Na análise do Consórcio Antiferrugem da Embrapa, outra ação que pode ser executada é uma mudança na janela de plantio e/ou ampliação no período do vazio sanitário, quando o cultivo de soja fica proibido. A prática já ocorre em alguns estados brasileiros, principalmente na região Centro-Oeste. “A tendência é que o problema se agrave, já que em apenas dois anos o fungicida pode perder totalmente sua eficiência. Com ações adequadas pode-se ganhar tempo para buscar outros modos de ação para combater a doença”, aponta Godoy.

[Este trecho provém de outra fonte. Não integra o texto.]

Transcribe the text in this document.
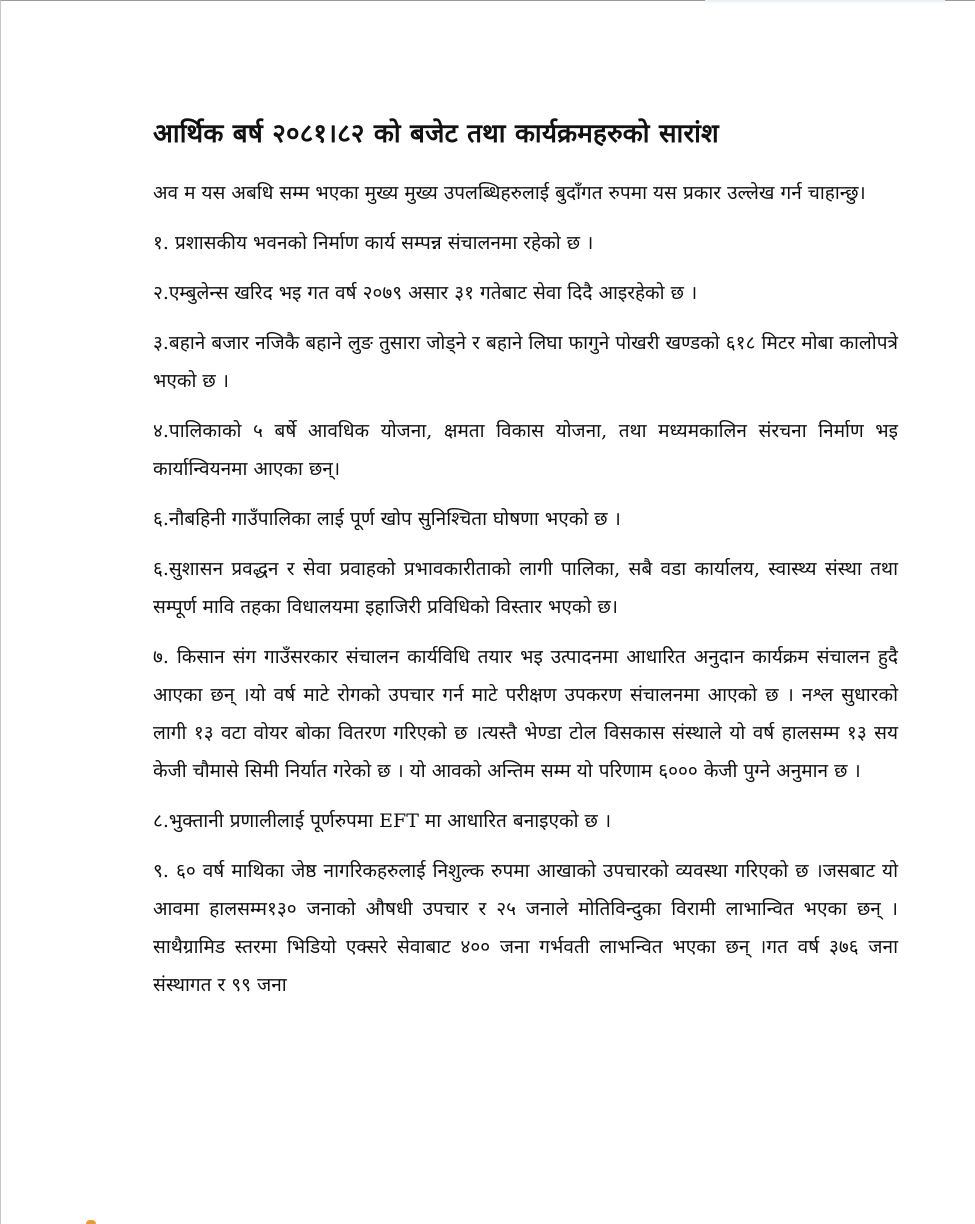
आर्थिक बर्ष २०८१।८२ को बजेट तथा कार्यक्रमहरुको सारांश

अव म यस अबधि सम्म भएका मुख्य मुख्य उपलब्धिहरुलाई बुदाँगत रुपमा यस प्रकार उल्लेख गर्न चाहान्छु।

१. प्रशासकीय भवनको निर्माण कार्य सम्पन्न संचालनमा रहेको छ ।

२.एम्बुलेन्स खरिद भइ गत वर्ष २०७९ असार ३१ गतेबाट सेवा दिदै आइरहेको छ ।

३.बहाने बजार नजिकै बहाने लुङ तुसारा जोड्ने र बहाने लिघा फागुने पोखरी खण्डको ६१८ मिटर मोबा कालोपत्रे भएको छ ।

४.पालिकाको ५ बर्षे आवधिक योजना, क्षमता विकास योजना, तथा मध्यमकालिन संरचना निर्माण भइ कार्यान्वियनमा आएका छन्।

६.नौबहिनी गाउँपालिका लाई पूर्ण खोप सुनिश्चिता घोषणा भएको छ ।

६.सुशासन प्रवद्धन र सेवा प्रवाहको प्रभावकारीताको लागी पालिका, सबै वडा कार्यालय, स्वास्थ्य संस्था तथा सम्पूर्ण मावि तहका विधालयमा इहाजिरी प्रविधिको विस्तार भएको छ।

७. किसान संग गाउँसरकार संचालन कार्यविधि तयार भइ उत्पादनमा आधारित अनुदान कार्यक्रम संचालन हुदै आएका छन् ।यो वर्ष माटे रोगको उपचार गर्न माटे परीक्षण उपकरण संचालनमा आएको छ । नश्ल सुधारको लागी १३ वटा वोयर बोका वितरण गरिएको छ ।त्यस्तै भेण्डा टोल विसकास संस्थाले यो वर्ष हालसम्म १३ सय केजी चौमासे सिमी निर्यात गरेको छ । यो आवको अन्तिम सम्म यो परिणाम ६००० केजी पुग्ने अनुमान छ ।

८.भुक्तानी प्रणालीलाई पूर्णरुपमा EFT मा आधारित बनाइएको छ ।

९. ६० वर्ष माथिका जेष्ठ नागरिकहरुलाई निशुल्क रुपमा आखाको उपचारको व्यवस्था गरिएको छ ।जसबाट यो आवमा हालसम्म१३० जनाको औषधी उपचार र २५ जनाले मोतिविन्दुका विरामी लाभान्वित भएका छन् ।साथैग्रामिड स्तरमा भिडियो एक्सरे सेवाबाट ४०० जना गर्भवती लाभन्वित भएका छन् ।गत वर्ष ३७६ जना संस्थागत र ९९ जना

Vazio sanitário ‘força’ colheita de soja safrinha no Paraná
Com área 21% maior neste ciclo, ocupando 132 mil hectares, o Paraná encerrou a colheita de soja safrinha “à força” na semana passada. A ação ocorreu em virtude do início do período de vigência do vazio sanitário, que começou no dia 15 de junho e segue até 15 de setembro. Neste período todas as plantas vivas de soja precisam ser erradicadas no estado, sob risco de autuação e multa por parte da Agência de Defesa Agropecuária do Paraná (Adapar), da Secretaria Estadual da Agricultura e do Abastecimento (Seab).

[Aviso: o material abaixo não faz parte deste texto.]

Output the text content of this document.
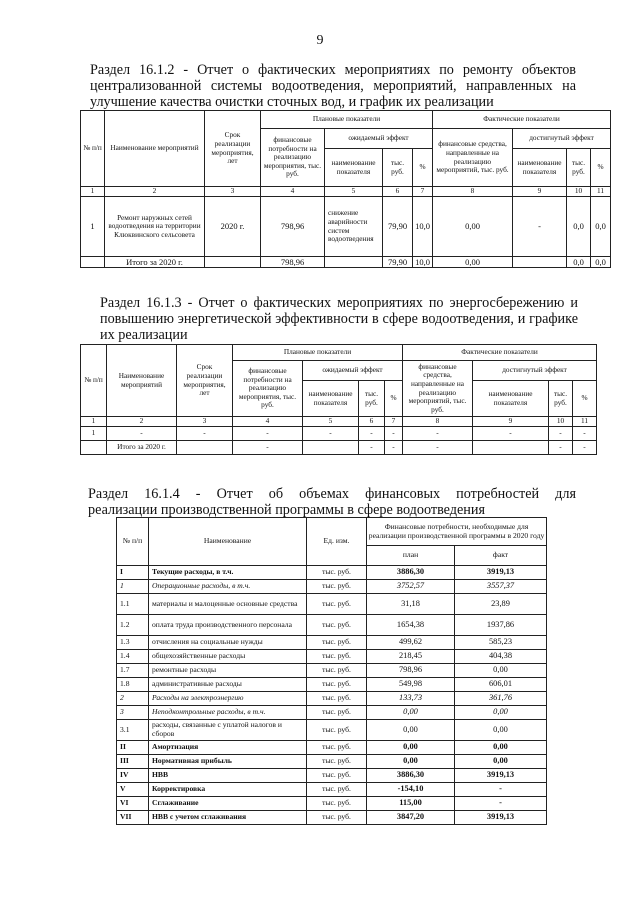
9
Раздел 16.1.2 - Отчет о фактических мероприятиях по ремонту объектов
централизованной системы водоотведения, мероприятий, направленных на
улучшение качества очистки сточных вод, и график их реализации
№ п/п	Наименование мероприятий	Срок реализации мероприятия, лет	Плановые показатели				Фактические показатели			
			финансовые потребности на реализацию мероприятия, тыс. руб.	ожидаемый эффект			финансовые средства, направленные на реализацию мероприятий, тыс. руб.	достигнутый эффект		
				наименование показателя	тыс. руб.	%		наименование показателя	тыс. руб.	%
1	2	3	4	5	6	7	8	9	10	11
1	Ремонт наружных сетей водоотведения на территории Клюквинского сельсовета	2020 г.	798,96	снижение аварийности систем водоотведения	79,90	10,0	0,00	-	0,0	0,0
	Итого за 2020 г.		798,96		79,90	10,0	0,00		0,0	0,0
Раздел 16.1.3 - Отчет о фактических мероприятиях по энергосбережению и
повышению энергетической эффективности в сфере водоотведения, и графике
их реализации
№ п/п	Наименование мероприятий	Срок реализации мероприятия, лет	Плановые показатели				Фактические показатели			
			финансовые потребности на реализацию мероприятия, тыс. руб.	ожидаемый эффект			финансовые средства, направленные на реализацию мероприятий, тыс. руб.	достигнутый эффект		
				наименование показателя	тыс. руб.	%		наименование показателя	тыс. руб.	%
1	2	3	4	5	6	7	8	9	10	11
1	-	-	-	-	-	-	-	-	-	-
	Итого за 2020 г.		-		-	-	-		-	-
Раздел 16.1.4 - Отчет об объемах финансовых потребностей для
реализации производственной программы в сфере водоотведения
№ п/п	Наименование	Ед. изм.	Финансовые потребности, необходимые для реализации производственной программы в 2020 году	
			план	факт
I	Текущие расходы, в т.ч.	тыс. руб.	3886,30	3919,13
1	Операционные расходы, в т.ч.	тыс. руб.	3752,57	3557,37
1.1	материалы и малоценные основные средства	тыс. руб.	31,18	23,89
1.2	оплата труда производственного персонала	тыс. руб.	1654,38	1937,86
1.3	отчисления на социальные нужды	тыс. руб.	499,62	585,23
1.4	общехозяйственные расходы	тыс. руб.	218,45	404,38
1.7	ремонтные расходы	тыс. руб.	798,96	0,00
1.8	административные расходы	тыс. руб.	549,98	606,01
2	Расходы на электроэнергию	тыс. руб.	133,73	361,76
3	Неподконтрольные расходы, в т.ч.	тыс. руб.	0,00	0,00
3.1	расходы, связанные с уплатой налогов и сборов	тыс. руб.	0,00	0,00
II	Амортизация	тыс. руб.	0,00	0,00
III	Нормативная прибыль	тыс. руб.	0,00	0,00
IV	НВВ	тыс. руб.	3886,30	3919,13
V	Корректировка	тыс. руб.	-154,10	-
VI	Сглаживание	тыс. руб.	115,00	-
VII	НВВ с учетом сглаживания	тыс. руб.	3847,20	3919,13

A restrição paranaense entra em vigor mais tarde do que em outros estados, que readequaram as políticas de sanidade neste ano após a expansão da soja safrinha na última temporada. É o caso de Mato Grosso, que está com o vazio sanitário vigente desde o dia 1º de maio. A prática foi incorporada inicialmente para evitar a propagação da ferrugem asiática, evitando a ocorrência da ponte verde, quando plantas guaxas (involuntárias) viram hospedeiras do fungo causador da doença entre as safras. O aparecimento de novas pragas como a lagarta Helicoverpa armigera reforçou a necessidade de adequações, resultando no aumento da janela de restrição.

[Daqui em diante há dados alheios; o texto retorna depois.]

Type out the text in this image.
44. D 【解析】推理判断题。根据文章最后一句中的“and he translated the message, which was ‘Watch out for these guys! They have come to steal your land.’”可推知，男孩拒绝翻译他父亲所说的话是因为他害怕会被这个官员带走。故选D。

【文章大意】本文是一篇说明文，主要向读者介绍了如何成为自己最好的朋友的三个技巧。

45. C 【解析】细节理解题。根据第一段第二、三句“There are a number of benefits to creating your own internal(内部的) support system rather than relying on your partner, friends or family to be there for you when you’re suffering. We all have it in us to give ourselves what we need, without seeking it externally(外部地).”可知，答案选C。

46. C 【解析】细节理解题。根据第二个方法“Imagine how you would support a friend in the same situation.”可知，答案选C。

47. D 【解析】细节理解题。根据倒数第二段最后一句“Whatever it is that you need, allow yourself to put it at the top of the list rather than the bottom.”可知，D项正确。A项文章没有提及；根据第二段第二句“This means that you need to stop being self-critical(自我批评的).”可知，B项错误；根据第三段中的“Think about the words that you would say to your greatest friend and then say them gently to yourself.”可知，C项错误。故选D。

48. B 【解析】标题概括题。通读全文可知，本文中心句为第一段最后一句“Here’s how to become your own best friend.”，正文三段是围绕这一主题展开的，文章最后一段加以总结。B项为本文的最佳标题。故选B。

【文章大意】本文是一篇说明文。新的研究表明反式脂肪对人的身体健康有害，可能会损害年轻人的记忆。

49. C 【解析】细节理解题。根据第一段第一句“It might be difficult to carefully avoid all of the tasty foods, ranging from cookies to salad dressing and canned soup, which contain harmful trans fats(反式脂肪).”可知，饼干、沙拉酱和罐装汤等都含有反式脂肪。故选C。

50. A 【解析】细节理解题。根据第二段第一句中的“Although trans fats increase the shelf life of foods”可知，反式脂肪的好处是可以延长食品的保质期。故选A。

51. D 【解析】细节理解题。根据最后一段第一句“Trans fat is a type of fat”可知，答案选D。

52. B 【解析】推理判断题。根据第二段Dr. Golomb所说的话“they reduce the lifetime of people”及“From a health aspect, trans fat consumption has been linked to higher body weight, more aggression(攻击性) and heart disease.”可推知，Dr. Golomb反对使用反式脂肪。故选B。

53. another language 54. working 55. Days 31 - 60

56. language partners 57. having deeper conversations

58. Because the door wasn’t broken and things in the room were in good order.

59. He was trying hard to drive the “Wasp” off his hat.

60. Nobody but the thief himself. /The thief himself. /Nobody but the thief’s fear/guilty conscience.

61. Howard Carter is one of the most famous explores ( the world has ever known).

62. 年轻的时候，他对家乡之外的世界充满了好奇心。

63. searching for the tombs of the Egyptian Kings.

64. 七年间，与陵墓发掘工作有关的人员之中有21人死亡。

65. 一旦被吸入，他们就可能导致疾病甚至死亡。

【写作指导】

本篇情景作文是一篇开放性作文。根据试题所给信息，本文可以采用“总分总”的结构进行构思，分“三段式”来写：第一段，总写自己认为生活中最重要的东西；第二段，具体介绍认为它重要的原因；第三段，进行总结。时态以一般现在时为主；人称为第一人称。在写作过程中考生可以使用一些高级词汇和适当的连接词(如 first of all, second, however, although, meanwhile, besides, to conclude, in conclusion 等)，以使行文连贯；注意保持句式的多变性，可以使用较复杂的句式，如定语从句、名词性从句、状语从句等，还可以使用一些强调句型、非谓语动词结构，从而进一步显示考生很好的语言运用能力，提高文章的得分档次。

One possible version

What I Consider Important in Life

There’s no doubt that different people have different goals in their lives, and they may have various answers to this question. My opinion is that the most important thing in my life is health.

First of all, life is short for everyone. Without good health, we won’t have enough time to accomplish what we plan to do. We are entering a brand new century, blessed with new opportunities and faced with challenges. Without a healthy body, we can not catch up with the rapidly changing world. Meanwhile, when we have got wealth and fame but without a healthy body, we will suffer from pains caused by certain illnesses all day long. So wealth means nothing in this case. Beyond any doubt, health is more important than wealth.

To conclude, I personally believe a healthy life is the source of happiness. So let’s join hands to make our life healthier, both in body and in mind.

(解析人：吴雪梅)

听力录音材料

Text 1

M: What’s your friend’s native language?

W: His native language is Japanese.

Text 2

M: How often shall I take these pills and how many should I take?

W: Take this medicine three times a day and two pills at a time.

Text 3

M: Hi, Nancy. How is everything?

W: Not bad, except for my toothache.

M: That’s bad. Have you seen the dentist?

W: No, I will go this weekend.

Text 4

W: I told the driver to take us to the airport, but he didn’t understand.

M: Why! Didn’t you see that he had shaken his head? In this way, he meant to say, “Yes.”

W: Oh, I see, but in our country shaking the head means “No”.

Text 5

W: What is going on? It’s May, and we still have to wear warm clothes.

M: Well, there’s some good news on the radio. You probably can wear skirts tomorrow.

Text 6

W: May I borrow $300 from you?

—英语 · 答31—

No Paraná, algumas entidades propõem aplicação de calendários distintos de vazio sanitário para cada região do estado.
138 dias é quanto dura o período do vazio sanitário em Mato Grosso. No maior produtor de soja do Brasil, o intervalo que proíbe o plantio da oleaginosa vai do dia 1º de maio até o dia 15 de setembro. No Paraná, segundo no ranking nacional do grão, o vazio sanitário é de 92 dias, do dia 15 de junho até o dia 15 de setembro. A grande diferença entre os dois estados tem gerado debates entre as entidades paranaenses, que pedem a revisão do calendário estadual para a soja safrinha já na próxima temporada.